The recent decision in JP Property Services Pty Limited v Commissioner of State Revenue  NSWSC 1391 said contracts for service to perform integral functions in a client’s business invoke the employment agency payroll tax rules, but not contracts for incidental functions.
The distinction adds an extra dimension of necessary fact sensitive analysis about the services and each client’s business. The judge, Justice Kunc, said identical services provided to different clients that operate broadly the same business could yield different answers.
The case itself involved a cleaning contractor. The judge concluded that regular cleaning of the floor of supermarkets outside trading hours was not integral to the supermarket business, and therefore the contracting company was not subject to the employment agency rules. To highlight some subtlety, the judge said cleaning floor spills during trading hours, or regular cleaning of equipment used in the business, would be integral.
Justice White in UNSW Global  NSWSC 1852 had already decided that literal application of the employment agency rules gave them an absurd ambit and instead confined them to contracts for services performed ‘in’ the client’s business.
Whether work was ‘in’ the client’s business needed to be determined by whether the work was:
“to help the client conduct its business in the same way, or much the same way, as it would do through an employee”.

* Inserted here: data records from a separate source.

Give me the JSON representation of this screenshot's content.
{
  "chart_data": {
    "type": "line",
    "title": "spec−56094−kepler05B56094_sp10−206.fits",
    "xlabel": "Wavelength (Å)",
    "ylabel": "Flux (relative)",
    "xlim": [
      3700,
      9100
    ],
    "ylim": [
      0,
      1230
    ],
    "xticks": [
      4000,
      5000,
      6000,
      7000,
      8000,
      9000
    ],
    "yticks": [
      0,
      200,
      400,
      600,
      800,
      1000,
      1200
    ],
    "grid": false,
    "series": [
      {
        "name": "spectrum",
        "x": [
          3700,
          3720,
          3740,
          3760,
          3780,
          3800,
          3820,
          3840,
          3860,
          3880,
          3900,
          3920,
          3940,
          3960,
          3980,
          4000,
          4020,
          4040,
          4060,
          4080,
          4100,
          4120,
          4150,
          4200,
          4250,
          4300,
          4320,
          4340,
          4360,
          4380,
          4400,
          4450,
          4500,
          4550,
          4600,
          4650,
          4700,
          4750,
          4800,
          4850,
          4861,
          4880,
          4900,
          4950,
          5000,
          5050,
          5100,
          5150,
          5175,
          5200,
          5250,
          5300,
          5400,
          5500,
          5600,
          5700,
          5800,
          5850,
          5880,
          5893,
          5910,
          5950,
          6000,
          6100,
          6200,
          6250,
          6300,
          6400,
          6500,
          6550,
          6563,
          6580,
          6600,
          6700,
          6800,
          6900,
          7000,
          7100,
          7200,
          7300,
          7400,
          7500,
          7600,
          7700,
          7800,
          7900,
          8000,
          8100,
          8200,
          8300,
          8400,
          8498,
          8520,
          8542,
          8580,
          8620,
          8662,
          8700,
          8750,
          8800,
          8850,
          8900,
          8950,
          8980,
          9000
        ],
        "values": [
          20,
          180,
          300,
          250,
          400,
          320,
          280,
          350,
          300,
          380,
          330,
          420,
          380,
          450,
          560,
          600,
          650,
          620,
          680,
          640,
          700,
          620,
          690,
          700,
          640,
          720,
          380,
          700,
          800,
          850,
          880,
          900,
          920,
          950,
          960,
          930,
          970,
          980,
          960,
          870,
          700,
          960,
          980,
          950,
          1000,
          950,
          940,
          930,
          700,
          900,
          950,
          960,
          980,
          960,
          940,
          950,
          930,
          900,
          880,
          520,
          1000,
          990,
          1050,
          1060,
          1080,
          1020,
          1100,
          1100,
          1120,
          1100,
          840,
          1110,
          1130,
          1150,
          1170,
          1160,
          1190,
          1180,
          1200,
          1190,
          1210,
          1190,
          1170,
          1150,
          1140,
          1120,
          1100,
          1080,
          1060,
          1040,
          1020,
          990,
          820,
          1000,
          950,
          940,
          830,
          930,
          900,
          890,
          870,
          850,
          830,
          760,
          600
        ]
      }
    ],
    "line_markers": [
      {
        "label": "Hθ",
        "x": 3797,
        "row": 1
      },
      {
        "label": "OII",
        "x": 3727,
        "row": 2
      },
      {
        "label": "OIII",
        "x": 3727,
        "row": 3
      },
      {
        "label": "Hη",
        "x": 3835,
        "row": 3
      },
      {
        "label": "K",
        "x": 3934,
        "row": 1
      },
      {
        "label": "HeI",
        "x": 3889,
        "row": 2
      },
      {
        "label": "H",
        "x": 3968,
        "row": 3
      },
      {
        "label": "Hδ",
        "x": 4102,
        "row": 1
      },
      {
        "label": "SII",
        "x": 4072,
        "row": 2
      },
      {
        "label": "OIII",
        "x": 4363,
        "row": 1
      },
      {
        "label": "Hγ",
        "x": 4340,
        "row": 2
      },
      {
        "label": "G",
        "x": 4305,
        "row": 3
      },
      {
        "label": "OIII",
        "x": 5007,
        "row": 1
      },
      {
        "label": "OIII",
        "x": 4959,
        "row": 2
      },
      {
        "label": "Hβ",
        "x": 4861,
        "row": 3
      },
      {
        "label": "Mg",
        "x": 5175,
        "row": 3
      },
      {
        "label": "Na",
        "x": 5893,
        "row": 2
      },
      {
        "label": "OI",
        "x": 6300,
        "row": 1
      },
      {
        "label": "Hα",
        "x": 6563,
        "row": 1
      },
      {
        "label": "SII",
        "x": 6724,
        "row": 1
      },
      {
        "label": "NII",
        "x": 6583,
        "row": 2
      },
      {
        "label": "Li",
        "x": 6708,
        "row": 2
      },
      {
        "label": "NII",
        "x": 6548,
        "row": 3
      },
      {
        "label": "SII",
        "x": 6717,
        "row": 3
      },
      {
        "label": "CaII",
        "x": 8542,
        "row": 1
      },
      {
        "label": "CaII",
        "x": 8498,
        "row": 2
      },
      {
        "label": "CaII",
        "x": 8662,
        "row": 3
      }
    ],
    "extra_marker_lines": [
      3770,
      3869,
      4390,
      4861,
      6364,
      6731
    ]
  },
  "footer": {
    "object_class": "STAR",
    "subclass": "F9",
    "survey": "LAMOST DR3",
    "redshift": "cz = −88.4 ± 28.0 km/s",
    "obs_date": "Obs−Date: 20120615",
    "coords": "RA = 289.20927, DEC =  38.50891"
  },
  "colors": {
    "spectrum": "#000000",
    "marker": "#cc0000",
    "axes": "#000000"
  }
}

The workers in USNW Global were experts engaged to produce results, generally reports, and were not subject to the general control and direction of the clients. They were not employee-like and not considered to be working ‘in’ the clients’ businesses.
Conversely, in Knight Watch  NSWCATAD 223, security guards provided by the contracting company to supermarkets were subject to the general control and direction of the supermarket managers, and were considered to be working ‘in’ the client’s business.
However, JP Property shows the distinction is far from that simple when the focus shifts from the nature of the engagement to the nature of the service and its function in the client’s business.
Issues to watch
Perhaps some core issues and uncertainties are now:
- overnight services in business premises that operate all hours like hospitals, nursing homes and hotels, for businesses that are technically open overnight but only with skeleton customer service staff, and in buildings like apartment towers that are not traditional businesses at all;
- loss of ‘relevant contract’ exemptions, and application of chain of hire rules, because employment agency re-characterisation shifts the contractor that is primarily liable for payroll tax from the bottom entity to the top entity closest to the end client; and
whether consistently contracting out a function means it ceases to be an integral function of the business. Saying it remains integral is at odds with ‘relevant contract’ examples in payroll tax rulings concerning building industry sub-contracting of core construction work. That industry is perhaps where the bigger issues now lie. Whether those rulings are altered by NSW and each other state will be a development to watch.